How to avoid recalculating a function when we need to backpropagate through it twice?

I want to do the following calculation:

l1 = f(x.detach(), y)
l1.backward()
l2 = -1*f(x, y.detach())
l2.backward()

where f is some function, and x and y are tensors that require gradient. Notice that x and y may both be the results of previous calculations which utilize shared parameters (for example, maybe x=g(z) and y=g(w) where g is an nn.Module ).

The issue is that l1 and l2 are both numerically identical, up to the minus sign, and it seems wasteful to repeat the calculation f(x,y) twice. It would be nicer to be able to calculate it once, and apply backward twice on the result. Is there any way of doing this?

One possibility is to manually call autograd.grad and update the w.grad field of each nn.Parameter w . But I’m wondering if there is a more direct and clean way to do this, using the backward function.

Hi,

I’m afraid the only thing you can do is to give retain_graph=True the first time you call backward.

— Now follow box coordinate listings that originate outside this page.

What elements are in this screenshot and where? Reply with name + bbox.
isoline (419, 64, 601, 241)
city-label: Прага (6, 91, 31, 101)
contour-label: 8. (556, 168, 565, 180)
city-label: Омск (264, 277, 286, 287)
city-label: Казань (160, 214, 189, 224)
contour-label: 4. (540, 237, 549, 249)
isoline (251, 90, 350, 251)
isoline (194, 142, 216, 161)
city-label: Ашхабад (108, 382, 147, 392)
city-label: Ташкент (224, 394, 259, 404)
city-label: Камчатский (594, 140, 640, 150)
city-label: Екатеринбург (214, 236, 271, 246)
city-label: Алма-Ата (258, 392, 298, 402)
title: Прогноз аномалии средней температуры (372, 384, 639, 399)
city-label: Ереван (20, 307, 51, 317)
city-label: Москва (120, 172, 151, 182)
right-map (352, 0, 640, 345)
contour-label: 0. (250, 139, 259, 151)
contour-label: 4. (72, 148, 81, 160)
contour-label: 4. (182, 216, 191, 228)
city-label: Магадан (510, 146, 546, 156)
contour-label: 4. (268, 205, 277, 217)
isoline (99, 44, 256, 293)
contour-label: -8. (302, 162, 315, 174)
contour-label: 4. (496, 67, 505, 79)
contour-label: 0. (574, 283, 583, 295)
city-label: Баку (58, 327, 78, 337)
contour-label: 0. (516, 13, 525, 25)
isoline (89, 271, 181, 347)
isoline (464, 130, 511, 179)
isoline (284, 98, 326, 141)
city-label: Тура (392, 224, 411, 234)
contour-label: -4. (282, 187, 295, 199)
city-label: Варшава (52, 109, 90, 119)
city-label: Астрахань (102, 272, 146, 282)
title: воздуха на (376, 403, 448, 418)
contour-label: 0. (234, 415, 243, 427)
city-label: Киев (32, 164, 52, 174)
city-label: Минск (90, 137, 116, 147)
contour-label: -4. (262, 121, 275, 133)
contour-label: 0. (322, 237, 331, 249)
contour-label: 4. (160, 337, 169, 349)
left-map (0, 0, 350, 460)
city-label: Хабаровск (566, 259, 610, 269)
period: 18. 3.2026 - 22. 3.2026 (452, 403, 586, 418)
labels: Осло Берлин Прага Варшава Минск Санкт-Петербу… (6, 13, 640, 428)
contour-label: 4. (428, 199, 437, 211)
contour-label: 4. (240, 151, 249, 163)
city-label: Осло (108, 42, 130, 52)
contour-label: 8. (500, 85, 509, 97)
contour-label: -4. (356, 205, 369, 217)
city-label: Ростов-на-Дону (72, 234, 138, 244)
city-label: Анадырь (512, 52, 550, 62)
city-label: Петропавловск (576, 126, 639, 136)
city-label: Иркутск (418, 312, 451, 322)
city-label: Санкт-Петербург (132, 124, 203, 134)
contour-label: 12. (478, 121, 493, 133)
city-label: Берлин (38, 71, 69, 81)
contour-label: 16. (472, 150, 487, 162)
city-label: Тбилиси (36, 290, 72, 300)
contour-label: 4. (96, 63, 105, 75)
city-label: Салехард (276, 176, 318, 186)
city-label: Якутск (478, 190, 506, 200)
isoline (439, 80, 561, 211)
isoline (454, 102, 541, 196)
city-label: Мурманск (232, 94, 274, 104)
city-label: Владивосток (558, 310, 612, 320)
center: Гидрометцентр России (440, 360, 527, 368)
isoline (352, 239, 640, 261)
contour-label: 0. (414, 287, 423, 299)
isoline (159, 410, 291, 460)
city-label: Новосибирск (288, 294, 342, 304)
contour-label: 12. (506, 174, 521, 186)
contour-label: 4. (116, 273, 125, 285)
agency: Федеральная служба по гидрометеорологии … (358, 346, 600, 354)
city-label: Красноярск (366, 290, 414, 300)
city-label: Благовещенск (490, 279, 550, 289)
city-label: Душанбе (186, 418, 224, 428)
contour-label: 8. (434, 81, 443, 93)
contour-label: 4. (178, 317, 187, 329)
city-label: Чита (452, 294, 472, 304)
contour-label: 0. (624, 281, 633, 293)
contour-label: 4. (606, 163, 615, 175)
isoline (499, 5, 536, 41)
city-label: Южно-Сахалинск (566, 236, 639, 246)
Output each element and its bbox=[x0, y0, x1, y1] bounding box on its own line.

Can you please elaborate on how this would help?

This flag prevents the graph internal states from being freed. So you will be able to backprop through the graph as many times as you want (as mentioned in the error message you shared).

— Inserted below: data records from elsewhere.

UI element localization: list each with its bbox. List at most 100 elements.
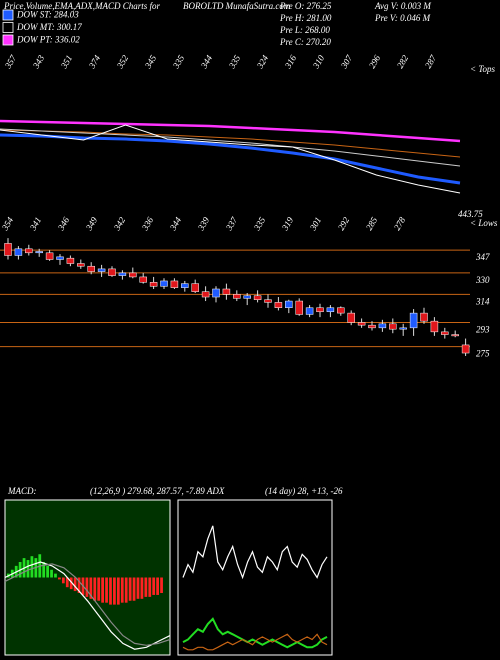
candle-body — [274, 302, 283, 308]
macd-bar — [101, 577, 104, 603]
macd-bar — [136, 577, 140, 599]
top-label: 292 — [336, 215, 352, 232]
candle-body — [305, 307, 314, 315]
macd-bar — [144, 577, 148, 597]
macd-bar — [160, 577, 163, 593]
candle-body — [56, 256, 64, 260]
level-label: 275 — [476, 349, 490, 359]
candle-body — [170, 280, 179, 288]
level-label: 347 — [475, 252, 490, 262]
series-line — [0, 124, 461, 194]
candle-body — [87, 265, 95, 272]
macd-bar — [65, 577, 69, 588]
top-label: 335 — [170, 53, 186, 71]
top-label: 351 — [58, 53, 74, 71]
series-line — [182, 525, 328, 580]
candle-body — [347, 312, 355, 323]
legend-swatch — [2, 22, 14, 33]
candle-body — [285, 300, 293, 308]
candle-body — [243, 295, 251, 299]
candle-body — [378, 323, 387, 329]
candle-body — [326, 307, 335, 313]
top-label: 296 — [367, 53, 383, 70]
macd-bar — [113, 577, 116, 605]
legend-swatch — [2, 34, 14, 46]
note-label: 443.75 — [458, 209, 483, 219]
macd-bar — [116, 577, 120, 605]
volume-stat: Avg V: 0.003 M — [374, 1, 431, 11]
candle-body — [461, 344, 470, 354]
top-label: 335 — [251, 215, 267, 233]
candle-body — [66, 257, 75, 264]
legend-label: DOW ST: 284.03 — [16, 10, 79, 20]
top-label: 344 — [198, 53, 214, 71]
top-label: 374 — [86, 53, 102, 71]
series-line — [182, 617, 328, 649]
stat: Pre O: 276.25 — [279, 1, 332, 11]
candle-body — [25, 248, 33, 254]
candle-body — [368, 324, 376, 329]
legend-label: DOW MT: 300.17 — [16, 22, 82, 32]
candle-body — [108, 268, 116, 276]
macd-bar — [85, 577, 89, 597]
macd-bar — [105, 577, 108, 603]
stat: Pre H: 281.00 — [279, 13, 332, 23]
top-label: 285 — [364, 215, 380, 232]
candle-body — [409, 312, 418, 329]
series-line — [0, 129, 461, 158]
legend-swatch — [2, 9, 14, 21]
top-label: 354 — [0, 215, 16, 233]
top-label: 301 — [307, 215, 323, 233]
candle-body — [14, 248, 23, 256]
series-line — [4, 561, 171, 650]
candle-body — [357, 322, 366, 326]
macd-bar — [26, 560, 30, 578]
macd-bar — [132, 577, 136, 601]
candle-body — [4, 243, 12, 256]
top-label: 310 — [310, 53, 326, 71]
macd-bar — [42, 562, 46, 578]
top-label: 349 — [83, 215, 99, 233]
top-label: 345 — [142, 53, 158, 71]
level-label: 293 — [476, 325, 490, 335]
candle-body — [264, 299, 272, 303]
candle-body — [399, 327, 407, 330]
candle-body — [191, 283, 199, 292]
macd-bar — [156, 577, 159, 595]
candle-body — [430, 320, 439, 333]
top-label: 282 — [395, 53, 411, 70]
macd-bar — [124, 577, 128, 603]
macd-params: (12,26,9 ) 279.68, 287.57, -7.89 ADX — [90, 486, 225, 496]
macd-bar — [152, 577, 156, 595]
top-label: 336 — [139, 215, 155, 233]
series-line — [182, 633, 328, 651]
volume-stat: Pre V: 0.046 M — [374, 13, 431, 23]
series-line — [0, 133, 461, 185]
candle-body — [451, 334, 459, 337]
top-label: 344 — [167, 215, 183, 233]
macd-bar — [93, 577, 97, 601]
macd-bar — [50, 569, 53, 578]
top-label: 316 — [282, 53, 298, 71]
series-line — [4, 563, 171, 646]
top-label: 287 — [423, 53, 439, 70]
macd-bar — [89, 577, 93, 599]
top-label: 342 — [111, 215, 127, 233]
candle-body — [77, 263, 85, 267]
top-label: 278 — [392, 215, 408, 232]
candle-body — [181, 283, 189, 288]
candle-body — [233, 294, 241, 299]
candle-body — [420, 312, 428, 322]
candle-body — [389, 323, 397, 330]
candle-body — [45, 252, 54, 260]
macd-label: MACD: — [7, 486, 37, 496]
legend-label: DOW PT: 336.02 — [16, 35, 80, 45]
candle-body — [97, 268, 106, 272]
macd-bar — [109, 577, 112, 605]
top-label: 346 — [55, 215, 71, 233]
candle-body — [222, 288, 231, 295]
top-label: 339 — [195, 215, 211, 233]
candle-body — [118, 272, 127, 276]
macd-bar — [148, 577, 152, 597]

Thanks. I would appreciate if you can give a code snippet demonstrating your suggestion. I am aware of retain_graph, but I don’t see how setting it to True will help accomplish what I asked for. It seems to me that there is still a missing ingredient that would let me to do backward twice on the retained graph, each time keeping a different part of the graph detached.

l1 = f(x.detach(), y)
l1.backward(retain_graph=True)
l2 = -1*f(x, y.detach())
l2.backward()

This should not throw the error you mentioned :slight_smile:

Thank you, but I did not mention any error. I wanted to avoid calculating the function f twice. I think that in your solution, it is calculated twice, right? Unless PyTorch automatically caches the first calculation of f and then in the second invocation the cached graph is reused somehow, including the detached subgraph composed of the ancestors of x?

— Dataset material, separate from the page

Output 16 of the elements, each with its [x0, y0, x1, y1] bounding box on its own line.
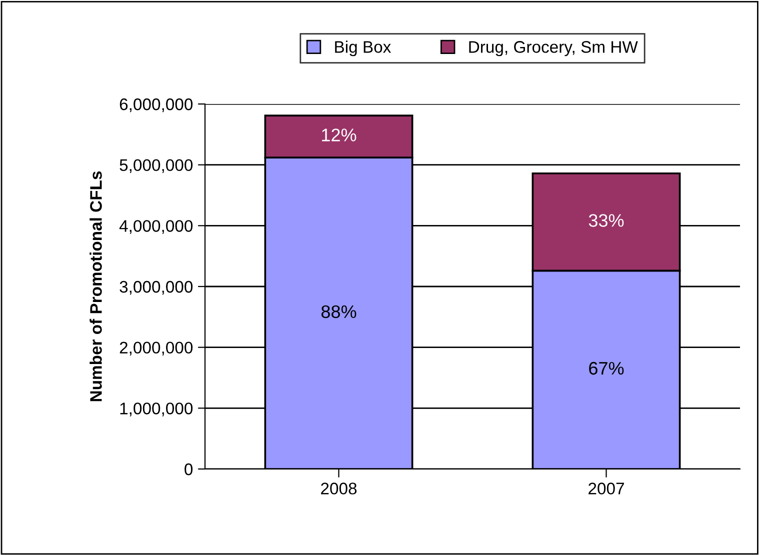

Ho sorry I think I misread the title of the topic and though it was an error :frowning:

Does the function f has any parameter into it?

If there is nothing else in there, and the only way to get to the parameters is via x and y, I would do:

x, y = g(input, params)
# f must have NO parameters
# Equivalent (by linearity of the gradient) to 
# l1 = f(x.detach(), y)
# l1.backward()
# l2 = -1*f(x, y.detach())
# l2.backward()
y.register_hook(lambda x: -x)
loss = f(x, y)
loss.backward()

Note that you should double check that you get the same gradients still as I might be missing something :slight_smile:

This solved my problem nicely. Thanks.
Here is code demonstrating that the solution works:

import torch
lin = torch.nn.Linear(1,1,bias=False)
lin.weight.data[:] = 1.0
a = torch.tensor([1.0])
b = torch.tensor([2.0])
loss_func = lambda x,y: (x-y).abs()

# option 1: this is the inefficient option, presented in the original question
lin.zero_grad()
x = lin(a)
y = lin(b)
loss1 = loss_func(x.detach(),y)
loss1.backward(retain_graph=True)
loss2 = -1*loss_func(x,y.detach()) # second invocation of `loss_func` - not efficient!
loss2.backward()
print(lin.weight.grad)

# option 2: this is the efficient method, suggested by @albanD. 
lin.zero_grad()
x = lin(a)
y = lin(b)
x.register_hook(lambda t: -t)
loss = loss_func(x,y) # only one invocation of `loss_func` - more efficient!
loss.backward()
print(lin.weight.grad) # the output of this is identical to the previous print, which confirms the method

# option 3 - this should not be equivalent to the previous options, used just for comparison
lin.zero_grad()
x = lin(a)
y = lin(b)
loss = loss_func(x,y)
loss.backward()
print(lin.weight.grad)

However, it would be nice to know if there is a more general alternative, that works also for non-linear cases. In other words, it would be interesting to know how to perform the following calculation, but reducing to a single invocation of f(x,y), instead of two:

l1 = u(f(x.detach(), y))
l1.backward()
l2 = v(f(x, y.detach()))
l2.backward()

Here, u and v are two functions.

Hi,

non-linear cases

The gradient is always linear :slight_smile:
This won’t work if u/v/f have paramters though because the flipping of the gradient for the second loss only happens before f. So parameters in these functions would just see the sum of the two losses.